There are several car tax changes which come into effect in April 2020.
The UK government is increasing vehicle excise duty (VED) and is introducing a new way to measure CO2 emissions. For many drivers, especially of petrol and diesel cars, these car tax changes mean paying more VED. The way VED has been calculated was based on a car’s CO2 emissions for its first year, measured by tests using the New European Driving Cycle (NEDC). Cars were then banded.
From April, however, new tests are being used which could many cars move into new, higher bands.
From April 1, car tax bands are being based on WLPT, the Worldwide Harmonised Light Vehicle Test.
Experts say the new tests are more realistic. They involve driving on both urban and suburban roads, including motorways, longer test distances, higher average maximum speeds, higher drive power, more realistic driving behaviour, and ambient temperatures which are more realistic.
The lab measurements are also more accurate.
VED rates for new cars will continue to be based on their CO2 emissions for the first 12 months on the road. After this, the rate will be an annual flat fee.
This rate will be £150 per year for petrol or diesel cars.
Hybrid vehicles are no longer exempt from the tax.
The annual rate for hybrids and liquid petroleum gas (LPG) will be £140.
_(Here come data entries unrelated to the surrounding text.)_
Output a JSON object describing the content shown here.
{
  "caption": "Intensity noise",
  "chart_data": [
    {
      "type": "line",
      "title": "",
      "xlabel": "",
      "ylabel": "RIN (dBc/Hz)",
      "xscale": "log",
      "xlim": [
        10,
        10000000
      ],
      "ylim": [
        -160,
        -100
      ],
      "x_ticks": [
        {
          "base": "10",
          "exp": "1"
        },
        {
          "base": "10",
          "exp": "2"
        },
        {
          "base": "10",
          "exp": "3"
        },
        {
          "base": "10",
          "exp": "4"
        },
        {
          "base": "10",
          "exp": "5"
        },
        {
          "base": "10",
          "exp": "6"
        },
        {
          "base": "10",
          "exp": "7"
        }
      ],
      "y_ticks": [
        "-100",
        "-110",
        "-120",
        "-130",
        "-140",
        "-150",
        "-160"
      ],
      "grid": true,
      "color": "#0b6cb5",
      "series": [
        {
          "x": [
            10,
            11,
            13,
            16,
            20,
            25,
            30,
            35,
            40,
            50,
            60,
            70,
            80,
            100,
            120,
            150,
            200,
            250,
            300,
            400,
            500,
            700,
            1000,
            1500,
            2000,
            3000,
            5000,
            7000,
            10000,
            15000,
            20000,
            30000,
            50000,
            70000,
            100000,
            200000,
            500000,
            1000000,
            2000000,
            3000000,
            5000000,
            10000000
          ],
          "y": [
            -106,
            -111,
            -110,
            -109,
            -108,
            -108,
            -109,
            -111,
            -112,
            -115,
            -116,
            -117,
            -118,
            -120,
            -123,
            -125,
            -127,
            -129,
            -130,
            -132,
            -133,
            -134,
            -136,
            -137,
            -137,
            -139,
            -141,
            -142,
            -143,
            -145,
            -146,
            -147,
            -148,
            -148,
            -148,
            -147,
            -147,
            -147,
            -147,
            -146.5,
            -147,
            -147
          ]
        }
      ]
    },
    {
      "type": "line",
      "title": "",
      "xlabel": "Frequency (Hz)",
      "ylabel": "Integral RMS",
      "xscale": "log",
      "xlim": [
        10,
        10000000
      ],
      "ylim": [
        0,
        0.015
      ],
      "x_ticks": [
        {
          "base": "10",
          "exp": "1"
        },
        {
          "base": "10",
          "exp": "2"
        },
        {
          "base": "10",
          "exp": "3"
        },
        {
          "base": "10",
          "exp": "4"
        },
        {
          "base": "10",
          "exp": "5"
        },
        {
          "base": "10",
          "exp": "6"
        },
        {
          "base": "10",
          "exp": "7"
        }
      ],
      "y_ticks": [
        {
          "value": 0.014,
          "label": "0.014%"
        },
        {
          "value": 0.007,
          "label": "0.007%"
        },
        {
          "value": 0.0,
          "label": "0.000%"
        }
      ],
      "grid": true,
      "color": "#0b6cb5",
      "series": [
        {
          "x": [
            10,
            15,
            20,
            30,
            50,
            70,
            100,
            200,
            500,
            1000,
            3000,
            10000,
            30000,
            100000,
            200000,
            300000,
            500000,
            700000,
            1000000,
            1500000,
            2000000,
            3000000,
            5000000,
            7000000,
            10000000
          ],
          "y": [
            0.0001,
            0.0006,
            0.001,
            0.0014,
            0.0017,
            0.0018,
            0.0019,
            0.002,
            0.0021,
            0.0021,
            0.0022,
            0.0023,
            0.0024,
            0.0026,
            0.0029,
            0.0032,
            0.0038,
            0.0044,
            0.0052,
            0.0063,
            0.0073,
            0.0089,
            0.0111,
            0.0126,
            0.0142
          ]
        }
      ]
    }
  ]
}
When it comes to second hand cars, older cars with a fuel economy which is poorer will see a rise by one band.
VED also rises in line with the Retail Price Index (RPI), meaning an across the board rise of £5 for all vehicles.
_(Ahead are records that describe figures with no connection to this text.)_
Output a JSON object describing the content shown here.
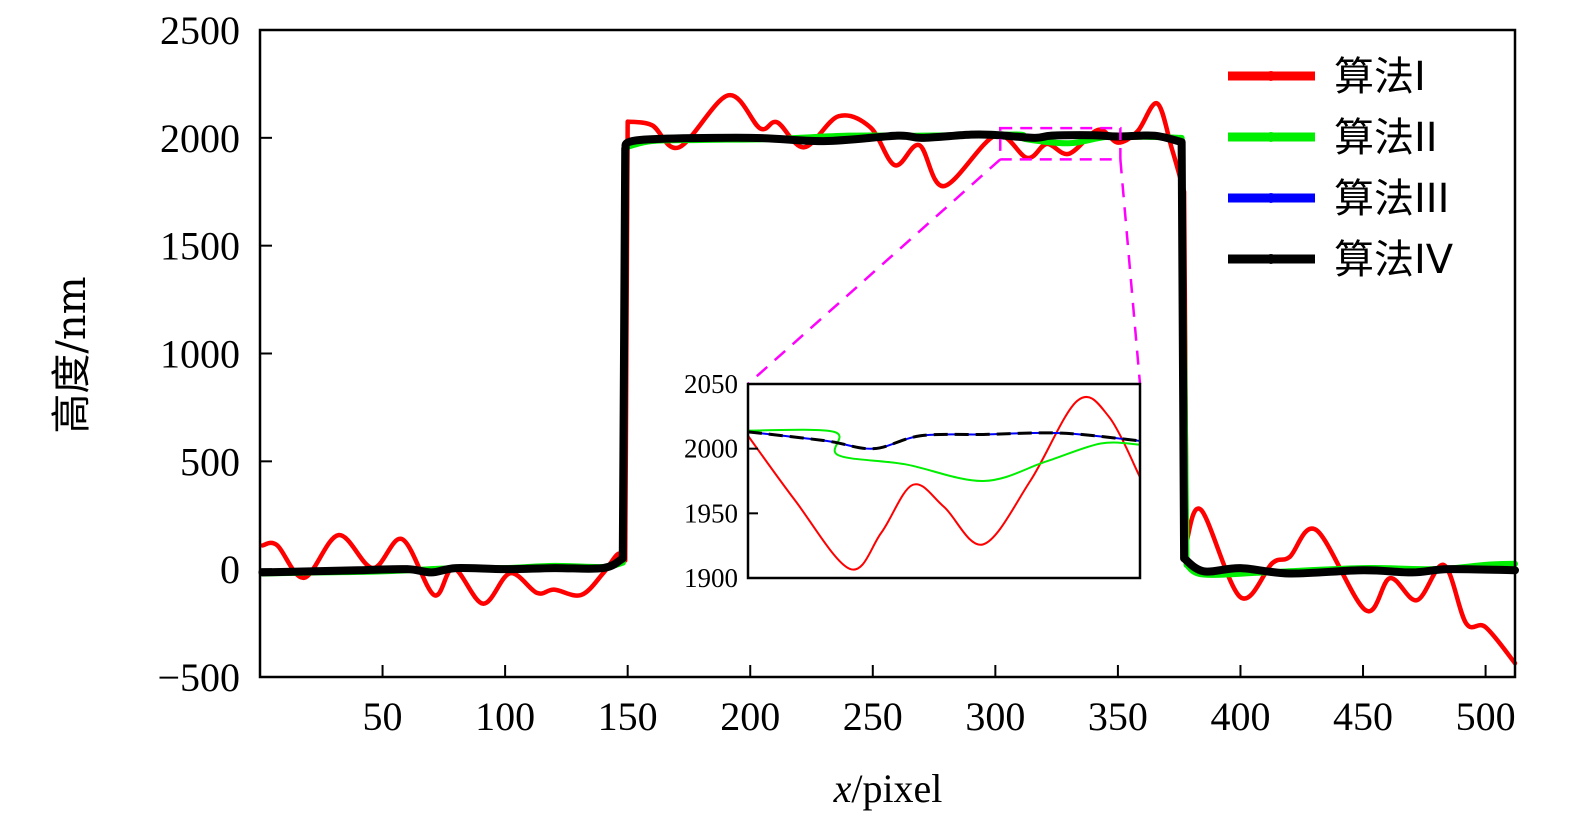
{
  "chart_data": {
    "type": "line",
    "title": "",
    "xlabel_var": "x",
    "xlabel_unit": "/pixel",
    "ylabel": "高度/nm",
    "xlim": [
      0,
      512
    ],
    "ylim": [
      -500,
      2500
    ],
    "xticks": [
      50,
      100,
      150,
      200,
      250,
      300,
      350,
      400,
      450,
      500
    ],
    "yticks": [
      -500,
      0,
      500,
      1000,
      1500,
      2000,
      2500
    ],
    "ytick_labels": [
      "−500",
      "0",
      "500",
      "1000",
      "1500",
      "2000",
      "2500"
    ],
    "grid": false,
    "legend_position": "top-right",
    "series": [
      {
        "name": "算法I",
        "color": "#ff0000",
        "points": [
          [
            1,
            110
          ],
          [
            7,
            111
          ],
          [
            18,
            -40
          ],
          [
            32,
            158
          ],
          [
            46,
            5
          ],
          [
            58,
            139
          ],
          [
            71,
            -120
          ],
          [
            79,
            5
          ],
          [
            91,
            -160
          ],
          [
            102,
            -19
          ],
          [
            113,
            -110
          ],
          [
            120,
            -95
          ],
          [
            131,
            -120
          ],
          [
            140,
            -19
          ],
          [
            146,
            70
          ],
          [
            149,
            40
          ],
          [
            150,
            2075
          ],
          [
            160,
            2058
          ],
          [
            171,
            1956
          ],
          [
            191,
            2197
          ],
          [
            204,
            2044
          ],
          [
            211,
            2072
          ],
          [
            222,
            1956
          ],
          [
            236,
            2100
          ],
          [
            249,
            2049
          ],
          [
            259,
            1873
          ],
          [
            269,
            1966
          ],
          [
            279,
            1776
          ],
          [
            300,
            2010
          ],
          [
            313,
            1907
          ],
          [
            321,
            1972
          ],
          [
            330,
            1926
          ],
          [
            342,
            2037
          ],
          [
            350,
            1978
          ],
          [
            358,
            2030
          ],
          [
            366,
            2160
          ],
          [
            372,
            1950
          ],
          [
            377,
            1750
          ],
          [
            378,
            130
          ],
          [
            384,
            274
          ],
          [
            400,
            -130
          ],
          [
            413,
            28
          ],
          [
            420,
            56
          ],
          [
            431,
            181
          ],
          [
            451,
            -190
          ],
          [
            461,
            -42
          ],
          [
            472,
            -144
          ],
          [
            483,
            19
          ],
          [
            492,
            -250
          ],
          [
            500,
            -269
          ],
          [
            512,
            -436
          ]
        ]
      },
      {
        "name": "算法II",
        "color": "#00ee00",
        "points": [
          [
            1,
            -20
          ],
          [
            25,
            -15
          ],
          [
            50,
            -10
          ],
          [
            80,
            5
          ],
          [
            100,
            5
          ],
          [
            120,
            15
          ],
          [
            140,
            10
          ],
          [
            148,
            30
          ],
          [
            149,
            1955
          ],
          [
            160,
            1985
          ],
          [
            180,
            1990
          ],
          [
            210,
            1995
          ],
          [
            240,
            2010
          ],
          [
            270,
            2010
          ],
          [
            300,
            2014
          ],
          [
            311,
            2014
          ],
          [
            312,
            1995
          ],
          [
            330,
            1975
          ],
          [
            345,
            2004
          ],
          [
            360,
            2005
          ],
          [
            376,
            2000
          ],
          [
            378,
            20
          ],
          [
            385,
            -25
          ],
          [
            410,
            -15
          ],
          [
            450,
            5
          ],
          [
            480,
            0
          ],
          [
            500,
            20
          ],
          [
            512,
            25
          ]
        ]
      },
      {
        "name": "算法III",
        "color": "#0000ff",
        "points": [
          [
            1,
            -15
          ],
          [
            20,
            -10
          ],
          [
            40,
            -5
          ],
          [
            60,
            0
          ],
          [
            70,
            -15
          ],
          [
            80,
            5
          ],
          [
            100,
            0
          ],
          [
            120,
            5
          ],
          [
            140,
            5
          ],
          [
            148,
            50
          ],
          [
            149,
            1950
          ],
          [
            155,
            1990
          ],
          [
            200,
            2000
          ],
          [
            230,
            1985
          ],
          [
            260,
            2010
          ],
          [
            270,
            2000
          ],
          [
            290,
            2015
          ],
          [
            300,
            2013
          ],
          [
            316,
            2000
          ],
          [
            323,
            2010
          ],
          [
            340,
            2012
          ],
          [
            350,
            2006
          ],
          [
            365,
            2010
          ],
          [
            376,
            1980
          ],
          [
            377,
            50
          ],
          [
            385,
            -10
          ],
          [
            400,
            5
          ],
          [
            420,
            -20
          ],
          [
            450,
            -5
          ],
          [
            470,
            -15
          ],
          [
            485,
            0
          ],
          [
            512,
            -5
          ]
        ]
      },
      {
        "name": "算法IV",
        "color": "#000000",
        "points": [
          [
            1,
            -15
          ],
          [
            20,
            -10
          ],
          [
            40,
            -5
          ],
          [
            60,
            0
          ],
          [
            70,
            -15
          ],
          [
            80,
            5
          ],
          [
            100,
            0
          ],
          [
            120,
            5
          ],
          [
            140,
            5
          ],
          [
            148,
            50
          ],
          [
            149,
            1950
          ],
          [
            155,
            1990
          ],
          [
            200,
            2000
          ],
          [
            230,
            1985
          ],
          [
            260,
            2010
          ],
          [
            270,
            2000
          ],
          [
            290,
            2015
          ],
          [
            300,
            2013
          ],
          [
            316,
            2000
          ],
          [
            323,
            2010
          ],
          [
            340,
            2012
          ],
          [
            350,
            2006
          ],
          [
            365,
            2010
          ],
          [
            376,
            1980
          ],
          [
            377,
            50
          ],
          [
            385,
            -10
          ],
          [
            400,
            5
          ],
          [
            420,
            -20
          ],
          [
            450,
            -5
          ],
          [
            470,
            -15
          ],
          [
            485,
            0
          ],
          [
            512,
            -5
          ]
        ]
      }
    ],
    "inset": {
      "xlim": [
        300,
        350
      ],
      "ylim": [
        1900,
        2050
      ],
      "yticks": [
        1900,
        1950,
        2000,
        2050
      ],
      "zoom_box": {
        "x": [
          302,
          351
        ],
        "y": [
          1900,
          2045
        ]
      },
      "box_color": "#ff00ff",
      "series": [
        {
          "name": "算法I",
          "color": "#ff0000",
          "points": [
            [
              300,
              2010
            ],
            [
              306,
              1960
            ],
            [
              313,
              1907
            ],
            [
              317,
              1935
            ],
            [
              321,
              1972
            ],
            [
              325,
              1955
            ],
            [
              330,
              1926
            ],
            [
              336,
              1975
            ],
            [
              342,
              2037
            ],
            [
              346,
              2025
            ],
            [
              350,
              1978
            ]
          ]
        },
        {
          "name": "算法II",
          "color": "#00ee00",
          "points": [
            [
              300,
              2014
            ],
            [
              311,
              2013
            ],
            [
              311.5,
              1995
            ],
            [
              320,
              1988
            ],
            [
              330,
              1975
            ],
            [
              338,
              1990
            ],
            [
              345,
              2004
            ],
            [
              350,
              2003
            ]
          ]
        },
        {
          "name": "算法III",
          "color": "#0000ff",
          "points": [
            [
              300,
              2013
            ],
            [
              310,
              2006
            ],
            [
              316,
              2000
            ],
            [
              322,
              2010
            ],
            [
              330,
              2011
            ],
            [
              340,
              2012
            ],
            [
              350,
              2006
            ]
          ]
        },
        {
          "name": "算法IV",
          "color": "#000000",
          "dashed": true,
          "points": [
            [
              300,
              2013
            ],
            [
              310,
              2006
            ],
            [
              316,
              2000
            ],
            [
              322,
              2010
            ],
            [
              330,
              2011
            ],
            [
              340,
              2012
            ],
            [
              350,
              2006
            ]
          ]
        }
      ]
    }
  }
}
You can see the government’s table of VED charges here.
Which vehicles are exempt from VED?
There are a range of vehicles exempt from VED, including tractors, mobility scooters, and classic cars. Here are the eight exemption categories:
Vehicles used by disabled people
Vehicles made before January 1, 1980
Disabled passenger vehicles
Mobility scooters, invalid carriages, and powered wheelchairs
Vehicles used in agriculture, forestry, and horticulture
How will this affect BIK?
From April 6, the car tax changes will also affect Benefit in Kind (BIK) for company car drivers.
BIK rates will also be based on the new, higher CO2 figures from the WLPT tests.
BIK rates for pure electric new cars drops from 16% to zero.
That means £1023 saved in BIK tax for a company driver in the 20% tax bracket. It also means £2046 saved for a 40% taxpayer.
The rate for new plug-in hybrids with emissions from 1g/km to 50g/km will come down from the current 16% to between 3% and 12%, depending on each car's CO2 output and its electric-only driving range.
Plug-in hybrids with a range of more than 130 miles could also qualify for the zero rate.
What if you’re buying an ‘expensive car’?
If you’re buying a car worth more than £40,000, there is some good news. The government has scrapped the £320 a year ‘expensive car’ tax for years two to six of ownership.
That could save you £1,600.
The take-away is that car tax changes are benefitting electric vehicles
The government’s aim is to use the VED and BIK system to reduce emissions, so having pure electric vehicles is now the best way to reduce the amount of tax you pay.